Creating Natural Sounding Dynamic Changes with Acoustic Instrument Samples

By Don Muro

Most students use the mixer’s track volume controls to make individual tracks louder and softer. For many acoustic instrument samples, however, lowering the track volume level does not make it sound as if the instruments are being played more softly. This article provides explanations and audio examples to better understand how to create natural sounding dynamic edits with acoustic instrument samples.

 

Digital technology makes it possible to produce radical changes in the sound of a performance. Once recorded, the sounds of acoustic instruments can be pitch-corrected, detuned, transposed, made brighter or darker in timbre, reverberated, and positioned anywhere in a stereo or surround mix. These sound alterations and enhancements can be added so subtly that the listener is unaware of their use. For many acoustic instruments, however, one of the hardest parameters to alter convincingly is the dynamic level of the performance. (For example, there is no way to make a recording of a trumpet part played fortissimo sound as if the part were played pianissimo.) It is possible to edit the dynamic levels of sampled acoustic instrumental sounds in many software synthesizers, but students are usually unfamiliar with the proper technique. 

 

Mixer Track Volume 

Most students use the mixer’s track volume controls to make individual tracks louder and softer (see  Figure 1). For many acoustic instrument samples, however, lowering the track volume level does not make it sound as if the instruments are being played more softly; instead, it sounds as if the instruments are moved farther away from the microphone – a very different psychoacoustic effect.

Figure 1 – a typical software mixer showing the volume level controls for six tracks, two aux returns, and a master fader. 

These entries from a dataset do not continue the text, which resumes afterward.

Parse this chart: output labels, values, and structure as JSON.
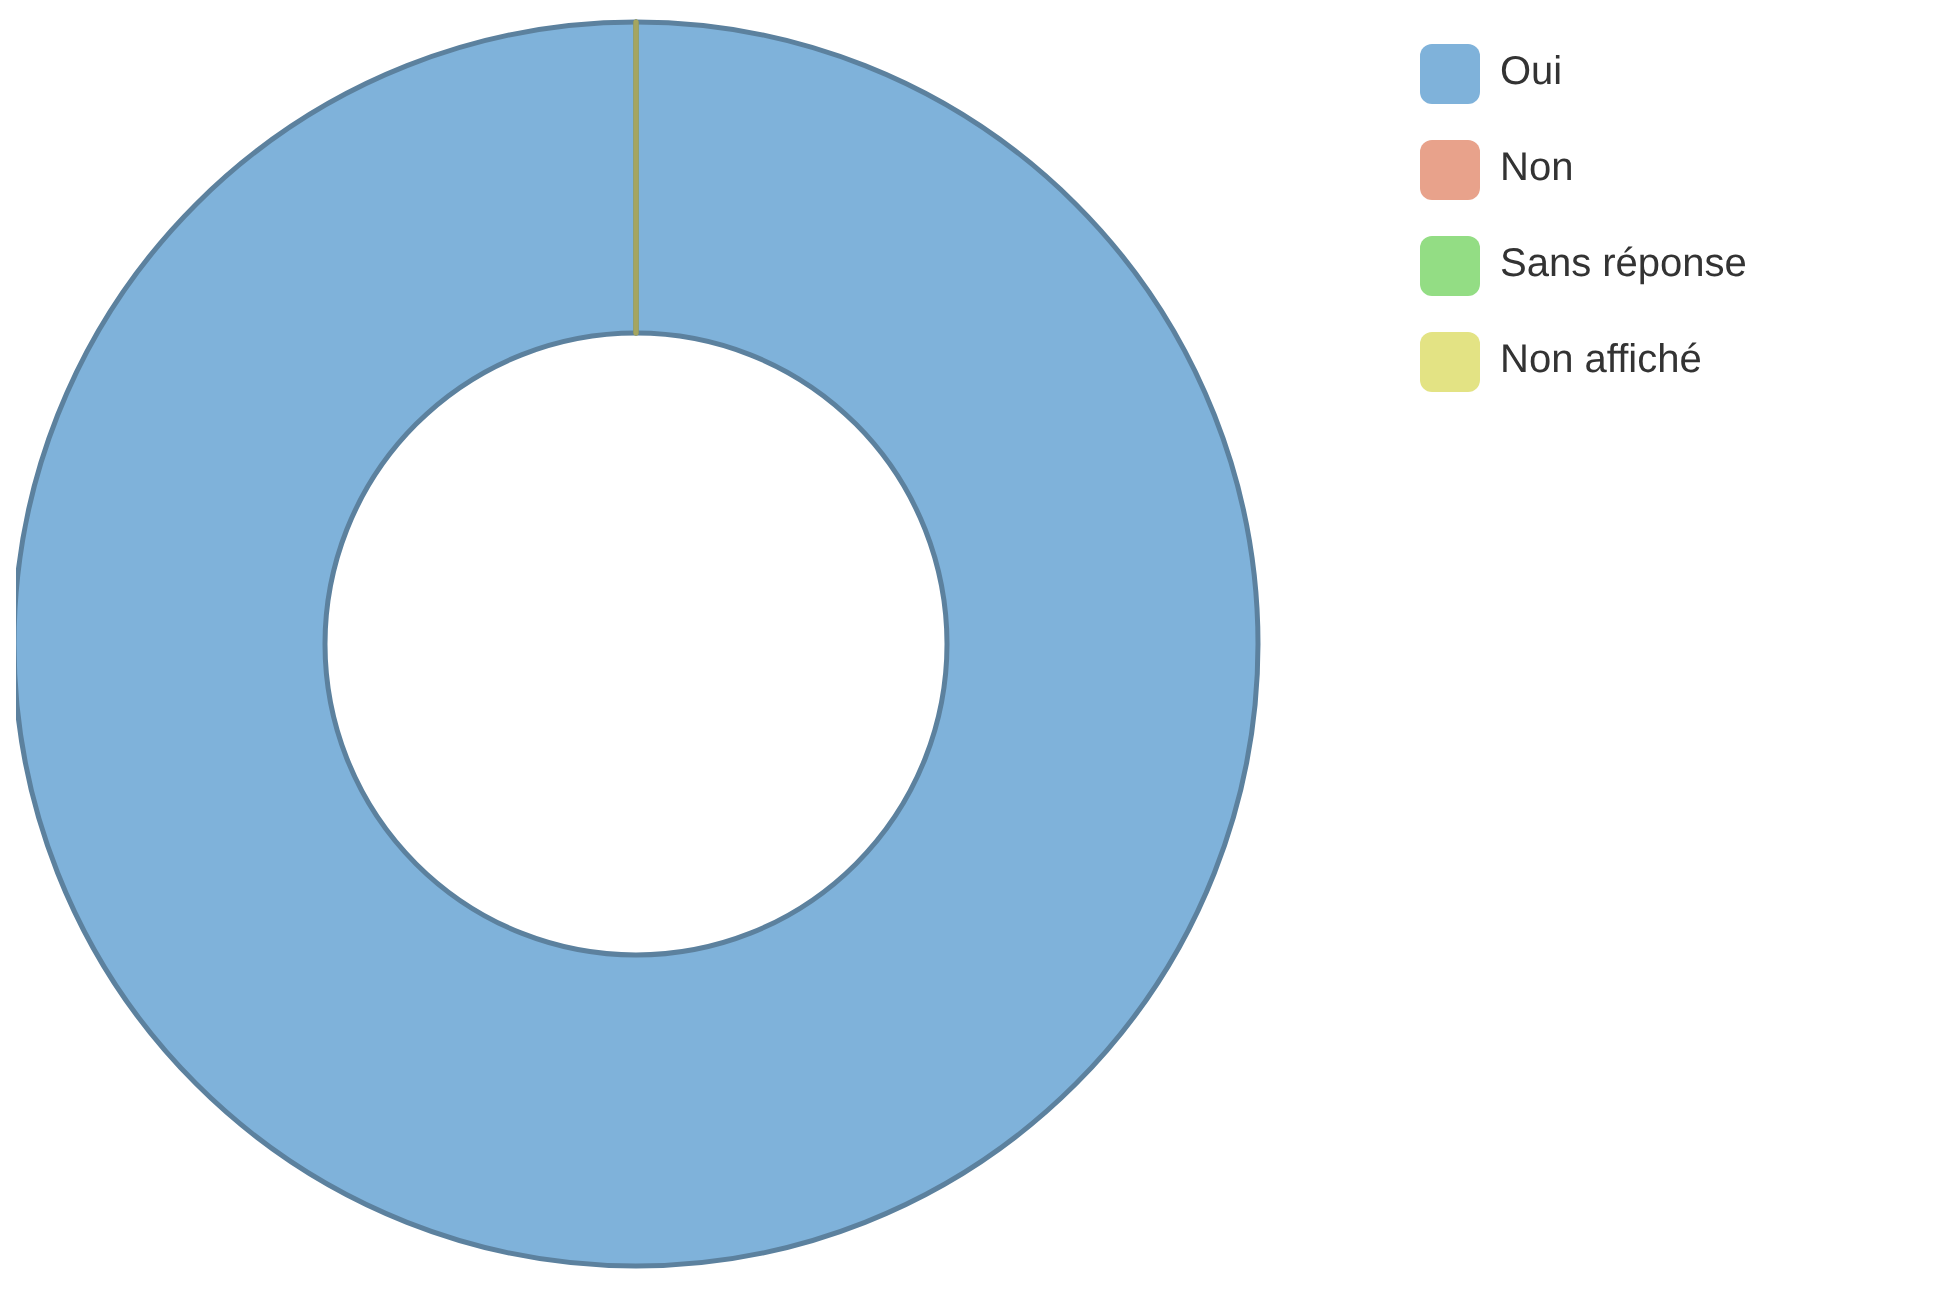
{
  "chart_data": {
    "type": "donut",
    "categories": [
      "Oui",
      "Non",
      "Sans réponse",
      "Non affiché"
    ],
    "values": [
      100,
      0,
      0,
      0
    ],
    "colors": [
      "#7fb2da",
      "#e8a28b",
      "#93dd84",
      "#e3e384"
    ],
    "legend": "top right"
  }
}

When acoustic instruments such as the piano, trumpet, and clarinet are played at different dynamic levels, the performers are affecting two properties of sound: loudness and timbre. It is impossible to play these instruments loudly without producing a brighter timbre.  Because of this, lowering or raising the track volume for acoustic instruments will not make it sound as if they are playing softly or loudly because the sound’s timbre is not affected.

Example 1: Lower Volume

Listen to Example 1. This example uses a distorted drum track to help create the illusion of loudness. Chords are played loudly in the upper register of a piano sample in measures 1 through 4. In measures 5 through 8 the same chords are played at a lower track volume in an attempt to create the illusion of a pianist playing more softly. We hear a change in volume but no corresponding change in timbre; instead of sounding softer, it sounds as if the microphone has been moved farther away from the piano.

Example 2: Playing Softer

Now listen to Example 2. Measures 1 through 4 are the same as in Example 1, but in measure 5 a different piano recording is heard. This new recording used the same piano sample (sound) but was played at a soft dynamic level. Our ears and brain immediately respond to the change in timbre and we recognize that the pianist is playing softly in measure 5.

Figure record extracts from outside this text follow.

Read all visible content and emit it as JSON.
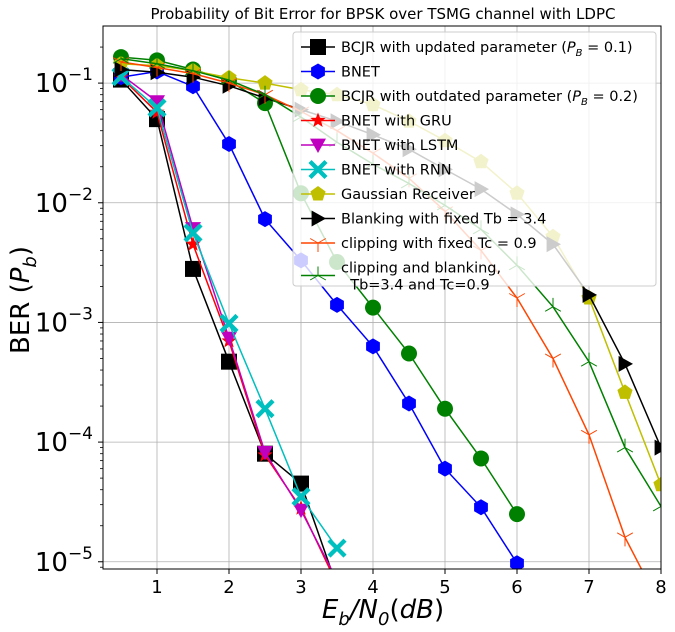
{
  "chart_data": {
    "type": "line",
    "title": "Probability of Bit Error for BPSK over TSMG channel with LDPC",
    "xlabel": "Eb/N0(dB)",
    "ylabel": "BER (Pb)",
    "xlim": [
      0.25,
      8.0
    ],
    "ylim": [
      8.7e-06,
      0.3
    ],
    "yscale": "log",
    "grid": true,
    "legend_position": "top-right",
    "x_ticks": [
      1,
      2,
      3,
      4,
      5,
      6,
      7,
      8
    ],
    "x_tick_labels": [
      "1",
      "2",
      "3",
      "4",
      "5",
      "6",
      "7",
      "8"
    ],
    "y_ticks": [
      1e-05,
      0.0001,
      0.001,
      0.01,
      0.1
    ],
    "y_tick_labels": [
      {
        "base": "10",
        "exp": "−5"
      },
      {
        "base": "10",
        "exp": "−4"
      },
      {
        "base": "10",
        "exp": "−3"
      },
      {
        "base": "10",
        "exp": "−2"
      },
      {
        "base": "10",
        "exp": "−1"
      }
    ],
    "series": [
      {
        "name": "BCJR with updated parameter (P_B = 0.1)",
        "legend_pre": "BCJR with updated parameter (",
        "legend_sub_var": "P",
        "legend_sub": "B",
        "legend_post": " = 0.1)",
        "color": "#000000",
        "marker": "square",
        "x": [
          0.5,
          1,
          1.5,
          2,
          2.5,
          3,
          3.5
        ],
        "y": [
          0.107,
          0.05,
          0.0028,
          0.00047,
          8e-05,
          4.5e-05,
          6.2e-06
        ]
      },
      {
        "name": "BNET",
        "color": "#0000ff",
        "marker": "hexagon",
        "x": [
          0.5,
          1,
          1.5,
          2,
          2.5,
          3,
          3.5,
          4,
          4.5,
          5,
          5.5,
          6
        ],
        "y": [
          0.112,
          0.125,
          0.094,
          0.031,
          0.0073,
          0.0033,
          0.0014,
          0.00063,
          0.00021,
          6e-05,
          2.85e-05,
          9.7e-06
        ]
      },
      {
        "name": "BCJR with outdated parameter (P_B = 0.2)",
        "legend_pre": "BCJR with outdated parameter (",
        "legend_sub_var": "P",
        "legend_sub": "B",
        "legend_post": " = 0.2)",
        "color": "#008000",
        "marker": "circle",
        "x": [
          0.5,
          1,
          1.5,
          2,
          2.5,
          3,
          3.5,
          4,
          4.5,
          5,
          5.5,
          6
        ],
        "y": [
          0.165,
          0.155,
          0.13,
          0.105,
          0.068,
          0.012,
          0.0032,
          0.00133,
          0.00055,
          0.00019,
          7.3e-05,
          2.5e-05
        ]
      },
      {
        "name": "BNET with GRU",
        "color": "#ff0000",
        "marker": "star",
        "x": [
          0.5,
          1,
          1.5,
          2,
          2.5,
          3,
          3.5
        ],
        "y": [
          0.112,
          0.057,
          0.0045,
          0.0007,
          7.8e-05,
          2.8e-05,
          6.5e-06
        ]
      },
      {
        "name": "BNET with LSTM",
        "color": "#bf00bf",
        "marker": "triangle-down",
        "x": [
          0.5,
          1,
          1.5,
          2,
          2.5,
          3,
          3.5
        ],
        "y": [
          0.118,
          0.07,
          0.0061,
          0.00074,
          8.2e-05,
          2.7e-05,
          7e-06
        ]
      },
      {
        "name": "BNET with RNN",
        "color": "#00bfbf",
        "marker": "x",
        "x": [
          0.5,
          1,
          1.5,
          2,
          2.5,
          3,
          3.5
        ],
        "y": [
          0.113,
          0.062,
          0.0056,
          0.00098,
          0.00019,
          3.5e-05,
          1.3e-05
        ]
      },
      {
        "name": "Gaussian Receiver",
        "color": "#bfbf00",
        "marker": "pentagon",
        "x": [
          0.5,
          1,
          1.5,
          2,
          2.5,
          3,
          3.5,
          4,
          4.5,
          5,
          5.5,
          6,
          6.5,
          7,
          7.5,
          8
        ],
        "y": [
          0.145,
          0.14,
          0.127,
          0.111,
          0.1,
          0.088,
          0.08,
          0.066,
          0.048,
          0.033,
          0.022,
          0.012,
          0.0052,
          0.0016,
          0.00026,
          4.4e-05
        ]
      },
      {
        "name": "Blanking with fixed Tb = 3.4",
        "color": "#000000",
        "marker": "triangle-right",
        "x": [
          0.5,
          1,
          1.5,
          2,
          2.5,
          3,
          3.5,
          4,
          4.5,
          5,
          5.5,
          6,
          6.5,
          7,
          7.5,
          8
        ],
        "y": [
          0.13,
          0.123,
          0.112,
          0.095,
          0.075,
          0.06,
          0.048,
          0.037,
          0.028,
          0.019,
          0.013,
          0.008,
          0.0045,
          0.0017,
          0.00045,
          9e-05
        ]
      },
      {
        "name": "clipping with fixed Tc = 0.9",
        "color": "#ff4500",
        "marker": "tri-down",
        "x": [
          0.5,
          1,
          1.5,
          2,
          2.5,
          3,
          3.5,
          4,
          4.5,
          5,
          5.5,
          6,
          6.5,
          7,
          7.5,
          8
        ],
        "y": [
          0.15,
          0.135,
          0.12,
          0.1,
          0.08,
          0.058,
          0.04,
          0.026,
          0.016,
          0.0085,
          0.004,
          0.0016,
          0.0005,
          0.000115,
          1.6e-05,
          4.2e-06
        ]
      },
      {
        "name": "clipping and blanking, Tb=3.4 and Tc=0.9",
        "legend_lines": [
          "clipping and blanking,",
          "  Tb=3.4 and Tc=0.9"
        ],
        "color": "#008000",
        "marker": "tri-up",
        "x": [
          0.5,
          1,
          1.5,
          2,
          2.5,
          3,
          3.5,
          4,
          4.5,
          5,
          5.5,
          6,
          6.5,
          7,
          7.5,
          8
        ],
        "y": [
          0.16,
          0.145,
          0.127,
          0.106,
          0.08,
          0.052,
          0.032,
          0.021,
          0.0145,
          0.0095,
          0.006,
          0.003,
          0.00135,
          0.00047,
          9e-05,
          2.9e-05
        ]
      }
    ]
  }
}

It is very important for you to hear the difference between this sound and the sound of the piano in measure 5 of Example 1, so go back and listen to Example 1 again. The interesting part of this comparison is to note that in Example 2 the volume levels of the loud and soft pianos are almost identical.

Example 3: Piano Comparison

To further understand this concept, listen to Example 3. This example has only the loud and soft piano tracks. If possible, play this example through audio software with display meters so that you can compare the levels of the two pianos. (See Figure 2.)

Figure 2 – when displayed in an audio editing program, the loud piano part (left) and the soft piano part (right) are nearly identical in loudness.

Even though the two pianos are being heard at nearly the same loudness level, our ears and brains tell us that the only way to produce the piano sound heard in measure 5 is by playing softly; therefore, that piano part (in measure 5) is perceived as softer than the piano part heard in measures 1 through 4.

Timbre is the Key

This phenomenon explains how pop singers can whisper and roar at almost the same volume level on a recording and still be perceived as singing softer and louder. Even though the actual loudness level of the voice changes only slightly (by using limiters or compressors to reduce the original dynamic range of the vocal), our ears use changes in timbre as the predominant cue in perceiving a sense of loudness and softness. Again, if you want proof, watch the meters during the song playback.

Editing MIDI Tracks

This is why, when mixing, it is usually best to edit the dynamics of acoustic instrument samples via MIDI velocity levels (see Figure 3).

Figure 3 – this screenshot from Propellerheads Reason shows the note velocity levels displayed as vertical bars at the bottom of the screen. Velocity levels can be redrawn easily using the mouse.

Most software synthesizers use MIDI velocity to affect both volume and timbre simultaneously, so that the sound gets louder and brighter as you strike a key more quickly. In addition, some programs such as Propellerheads Reason and MOTU’s MachFive use velocity switching techniques to trigger additional acoustic samples recorded at louder dynamic levels, producing a more acoustic sounding emulation of dynamic changes.

Therefore, in most cases, MIDI velocity editing should be the first choice for adjusting the dynamics of a sound, and mixer track volume controls should be used for adjusting the balance of sounds in a mix.